強力打線で九州大会制覇 沖縄尚学、3度目V狙う センバツ出場校紹介
沖縄尚学は9年ぶり7回目の出場を決めた。地元・沖縄で開かれた昨秋の九州大会では、勝負強さを発揮して9年ぶりの優勝を果たした。一番の強みは、昨秋の公式戦で出場校中トップのチーム打率4割7厘を記録した強力打線だ。
エース東恩納が投打の中心
昨秋の公式戦では、10試合中9試合で2桁安打を放った強打が光った。打率6割7分5厘と大活躍した1番の知花慎之助が出塁し、中軸が還すスタイルが確立された。九州大会準決勝の海星戦では1点を追う九回、知花が安打で出塁。最後は1死満塁から5番・東恩納蒼の2点適時打でサヨナラ勝ちを収めた。主に3番を担った仲田侑仁は19打点をマークするなど好機に強い。 強打が目立つが、九州大会ではチームが掲げる「守りからリズムを作る」という野球ができていた。4試合で失策はわずか2と投手陣をもり立てた。
エース右腕の東恩納は登板した9試合中5試合で完投した。最速145キロの直球にスライダー、チェンジアップなどを巧みに操り、九州大会1回戦の鳥栖(佐賀)戦では14三振を奪った。冬は筋力トレーニングや遠投などに取り組み、直球の球威強化を図ってきた。
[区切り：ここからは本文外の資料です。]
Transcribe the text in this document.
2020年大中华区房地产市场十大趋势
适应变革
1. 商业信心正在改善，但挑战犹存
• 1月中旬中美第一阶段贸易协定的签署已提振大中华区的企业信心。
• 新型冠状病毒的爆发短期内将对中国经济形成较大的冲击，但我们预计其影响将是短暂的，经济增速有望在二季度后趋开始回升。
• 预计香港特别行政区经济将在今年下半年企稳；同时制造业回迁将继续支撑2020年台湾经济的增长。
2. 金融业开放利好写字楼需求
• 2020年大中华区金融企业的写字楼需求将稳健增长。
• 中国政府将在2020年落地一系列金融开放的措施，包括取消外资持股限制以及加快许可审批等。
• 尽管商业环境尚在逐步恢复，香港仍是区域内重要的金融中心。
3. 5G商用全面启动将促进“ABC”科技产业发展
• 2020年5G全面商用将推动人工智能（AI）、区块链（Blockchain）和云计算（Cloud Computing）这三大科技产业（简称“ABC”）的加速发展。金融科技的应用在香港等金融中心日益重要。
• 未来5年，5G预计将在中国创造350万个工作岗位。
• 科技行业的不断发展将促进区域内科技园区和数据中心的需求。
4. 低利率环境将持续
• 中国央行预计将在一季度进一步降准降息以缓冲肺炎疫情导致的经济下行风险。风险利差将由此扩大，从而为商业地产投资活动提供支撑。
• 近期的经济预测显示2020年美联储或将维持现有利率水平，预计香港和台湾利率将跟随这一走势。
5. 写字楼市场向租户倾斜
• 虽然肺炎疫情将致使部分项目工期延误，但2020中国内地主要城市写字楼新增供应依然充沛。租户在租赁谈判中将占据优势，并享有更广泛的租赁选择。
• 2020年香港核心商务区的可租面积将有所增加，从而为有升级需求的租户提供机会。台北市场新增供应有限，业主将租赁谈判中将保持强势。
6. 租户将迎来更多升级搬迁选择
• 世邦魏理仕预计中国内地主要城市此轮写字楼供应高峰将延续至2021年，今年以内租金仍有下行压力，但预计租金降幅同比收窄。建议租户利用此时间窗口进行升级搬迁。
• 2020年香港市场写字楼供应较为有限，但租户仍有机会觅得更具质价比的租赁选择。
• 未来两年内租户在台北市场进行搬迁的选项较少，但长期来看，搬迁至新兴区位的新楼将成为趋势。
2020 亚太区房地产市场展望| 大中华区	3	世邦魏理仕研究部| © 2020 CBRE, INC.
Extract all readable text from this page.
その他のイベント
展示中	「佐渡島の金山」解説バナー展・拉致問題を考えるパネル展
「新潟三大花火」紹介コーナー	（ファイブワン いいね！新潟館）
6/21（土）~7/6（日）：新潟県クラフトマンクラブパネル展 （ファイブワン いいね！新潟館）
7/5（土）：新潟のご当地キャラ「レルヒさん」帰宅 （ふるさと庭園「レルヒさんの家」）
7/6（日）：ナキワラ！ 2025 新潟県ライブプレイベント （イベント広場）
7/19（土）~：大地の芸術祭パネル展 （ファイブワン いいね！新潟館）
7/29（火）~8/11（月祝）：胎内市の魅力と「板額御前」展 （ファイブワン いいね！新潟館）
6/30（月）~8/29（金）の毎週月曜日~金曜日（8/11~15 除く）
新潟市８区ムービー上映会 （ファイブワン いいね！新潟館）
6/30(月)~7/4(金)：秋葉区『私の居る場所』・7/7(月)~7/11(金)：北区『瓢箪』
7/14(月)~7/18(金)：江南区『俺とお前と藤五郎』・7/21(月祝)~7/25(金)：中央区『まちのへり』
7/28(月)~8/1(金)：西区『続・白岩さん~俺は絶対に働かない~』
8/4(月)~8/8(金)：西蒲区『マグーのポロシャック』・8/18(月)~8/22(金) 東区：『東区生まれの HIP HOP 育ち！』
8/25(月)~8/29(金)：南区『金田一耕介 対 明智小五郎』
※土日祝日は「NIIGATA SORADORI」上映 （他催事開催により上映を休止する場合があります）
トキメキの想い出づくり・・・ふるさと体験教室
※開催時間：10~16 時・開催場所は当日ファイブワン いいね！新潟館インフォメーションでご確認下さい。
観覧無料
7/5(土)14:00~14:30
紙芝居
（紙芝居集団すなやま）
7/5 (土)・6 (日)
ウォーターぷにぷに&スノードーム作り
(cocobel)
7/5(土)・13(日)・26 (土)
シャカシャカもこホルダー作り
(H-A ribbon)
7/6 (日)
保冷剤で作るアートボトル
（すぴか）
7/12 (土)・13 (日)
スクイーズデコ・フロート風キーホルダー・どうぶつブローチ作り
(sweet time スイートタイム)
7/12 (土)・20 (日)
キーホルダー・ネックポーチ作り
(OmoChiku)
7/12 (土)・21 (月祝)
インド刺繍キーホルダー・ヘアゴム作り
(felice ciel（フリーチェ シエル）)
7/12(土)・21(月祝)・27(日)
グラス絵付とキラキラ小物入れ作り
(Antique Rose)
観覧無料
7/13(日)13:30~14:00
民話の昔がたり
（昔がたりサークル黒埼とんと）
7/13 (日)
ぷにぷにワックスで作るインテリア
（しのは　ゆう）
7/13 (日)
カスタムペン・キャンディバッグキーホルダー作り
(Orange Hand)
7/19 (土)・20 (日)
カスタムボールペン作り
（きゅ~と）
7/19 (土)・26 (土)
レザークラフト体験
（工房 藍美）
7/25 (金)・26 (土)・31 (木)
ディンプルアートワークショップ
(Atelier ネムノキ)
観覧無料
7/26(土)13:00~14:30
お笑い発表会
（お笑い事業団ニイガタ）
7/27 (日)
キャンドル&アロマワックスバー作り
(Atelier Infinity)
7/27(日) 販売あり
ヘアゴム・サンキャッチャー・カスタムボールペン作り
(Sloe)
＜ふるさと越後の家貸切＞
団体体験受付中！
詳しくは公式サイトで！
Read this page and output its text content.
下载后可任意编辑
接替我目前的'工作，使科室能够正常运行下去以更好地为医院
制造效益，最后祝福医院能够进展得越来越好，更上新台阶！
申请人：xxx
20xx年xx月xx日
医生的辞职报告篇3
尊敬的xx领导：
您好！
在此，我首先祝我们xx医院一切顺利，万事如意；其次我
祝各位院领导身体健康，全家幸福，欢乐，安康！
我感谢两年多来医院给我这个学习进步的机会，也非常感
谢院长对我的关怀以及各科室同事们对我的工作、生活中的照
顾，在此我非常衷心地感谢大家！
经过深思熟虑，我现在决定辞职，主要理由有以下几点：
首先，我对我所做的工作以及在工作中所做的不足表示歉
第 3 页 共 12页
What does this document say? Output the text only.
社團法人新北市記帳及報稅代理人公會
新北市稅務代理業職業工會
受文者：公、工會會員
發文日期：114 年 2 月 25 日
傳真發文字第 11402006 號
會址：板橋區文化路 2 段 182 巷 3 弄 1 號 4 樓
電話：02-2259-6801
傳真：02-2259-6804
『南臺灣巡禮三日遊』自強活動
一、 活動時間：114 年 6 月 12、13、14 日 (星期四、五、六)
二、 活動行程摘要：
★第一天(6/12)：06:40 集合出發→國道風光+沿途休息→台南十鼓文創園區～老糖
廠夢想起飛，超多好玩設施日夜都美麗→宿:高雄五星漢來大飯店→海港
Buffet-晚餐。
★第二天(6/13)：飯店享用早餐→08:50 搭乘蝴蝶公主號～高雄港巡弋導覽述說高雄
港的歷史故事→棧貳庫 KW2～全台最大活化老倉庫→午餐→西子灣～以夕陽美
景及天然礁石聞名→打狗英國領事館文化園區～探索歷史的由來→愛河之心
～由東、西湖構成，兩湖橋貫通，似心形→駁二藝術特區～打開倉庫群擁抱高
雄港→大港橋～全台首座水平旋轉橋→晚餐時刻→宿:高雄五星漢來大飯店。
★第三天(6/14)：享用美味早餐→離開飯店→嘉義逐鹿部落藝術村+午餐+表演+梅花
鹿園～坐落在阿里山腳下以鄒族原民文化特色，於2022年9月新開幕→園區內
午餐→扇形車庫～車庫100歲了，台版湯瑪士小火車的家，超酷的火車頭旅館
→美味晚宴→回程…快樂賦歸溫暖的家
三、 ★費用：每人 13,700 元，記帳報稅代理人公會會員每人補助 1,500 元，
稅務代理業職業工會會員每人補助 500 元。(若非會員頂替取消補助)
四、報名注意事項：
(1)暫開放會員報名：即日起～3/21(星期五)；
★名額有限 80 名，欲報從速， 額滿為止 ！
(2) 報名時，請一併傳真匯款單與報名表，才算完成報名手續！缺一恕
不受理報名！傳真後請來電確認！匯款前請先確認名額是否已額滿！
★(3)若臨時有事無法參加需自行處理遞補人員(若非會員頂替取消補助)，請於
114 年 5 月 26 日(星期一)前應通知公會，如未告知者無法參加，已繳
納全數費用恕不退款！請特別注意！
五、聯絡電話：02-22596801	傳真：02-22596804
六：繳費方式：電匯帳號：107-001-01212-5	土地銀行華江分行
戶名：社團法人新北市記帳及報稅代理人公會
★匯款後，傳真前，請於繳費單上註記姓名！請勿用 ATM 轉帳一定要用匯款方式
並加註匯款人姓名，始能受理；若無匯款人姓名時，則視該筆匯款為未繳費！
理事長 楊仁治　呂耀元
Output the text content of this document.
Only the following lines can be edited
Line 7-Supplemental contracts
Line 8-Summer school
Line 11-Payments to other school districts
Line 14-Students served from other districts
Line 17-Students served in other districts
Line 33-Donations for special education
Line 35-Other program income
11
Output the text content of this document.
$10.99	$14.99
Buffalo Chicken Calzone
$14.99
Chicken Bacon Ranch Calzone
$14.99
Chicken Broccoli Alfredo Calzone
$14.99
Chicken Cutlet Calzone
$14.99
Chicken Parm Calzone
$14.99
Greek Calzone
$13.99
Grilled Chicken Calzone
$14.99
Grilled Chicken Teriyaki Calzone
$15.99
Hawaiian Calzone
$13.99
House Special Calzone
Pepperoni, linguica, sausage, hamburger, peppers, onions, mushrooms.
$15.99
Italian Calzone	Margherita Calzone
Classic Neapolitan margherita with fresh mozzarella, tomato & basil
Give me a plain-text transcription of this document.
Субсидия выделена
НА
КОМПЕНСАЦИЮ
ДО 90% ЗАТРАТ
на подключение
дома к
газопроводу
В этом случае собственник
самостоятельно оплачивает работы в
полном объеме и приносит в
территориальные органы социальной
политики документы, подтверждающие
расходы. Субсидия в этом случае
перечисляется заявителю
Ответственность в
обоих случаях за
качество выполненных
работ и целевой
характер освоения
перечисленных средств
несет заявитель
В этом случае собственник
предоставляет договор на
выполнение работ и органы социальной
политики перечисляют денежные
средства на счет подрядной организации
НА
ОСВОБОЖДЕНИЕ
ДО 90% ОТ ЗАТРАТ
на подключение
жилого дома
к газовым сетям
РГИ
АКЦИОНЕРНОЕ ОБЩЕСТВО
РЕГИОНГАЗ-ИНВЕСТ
「ピンチでも直球に頼れるようキレを磨いていきたい」と語る。 九州大会の準決勝、決勝では照屋希空らが登板した。比嘉監督は「完投はしなくていい。一人を抑えるだけでも、それが試合の中で大きいアウトになる。その術(すべ)を身につけてほしい」と語り、2番手以降の投手の台頭を期待する。
2度の優勝に導いた比嘉監督
第71回大会(1999年)で沖縄県勢として初優勝した時のエースだった比嘉公也監督が、第80回大会(2008年)で2度目の優勝に導いた。右腕の照屋は、初優勝時に比嘉監督との二枚看板として活躍した照屋正悟さんの息子だ。父が頂点に立ったセンバツを「目標にしてきた舞台。センバツで相手を抑えられる投手になりたい」と心待ちにする。 明治神宮大会では、準々決勝で仙台育英に九回に4点差を逆転されてサヨナラ負けと悔しさを味わった。雰囲気にのまれて守りのミスが出ると、東恩納も相手の勢いを止められなかった。「二度とあんな負け方はしない」(仲田)と選手たちはキャッチボールで1球も手を抜かないなど、高い意識で練習に臨むようになった。 比嘉監督は「改めて一球の重みを共有し、いかに練習の質を高めていけるかに重きを置いている。一つでも多く勝って喜んでもらえるように、残された時間を取り組んでいく」。九州王者として、3度目のセンバツ制覇に挑む。
OBにソフトバンク・東浜巨投手ら
1957に私立沖縄高として創立。野球部も同年に創部された。83年に現校名に改称。センバツでは99年と2008年に優勝した。夏の最高成績はベスト8。OBに福岡ソフトバンクホークスの東浜巨ら。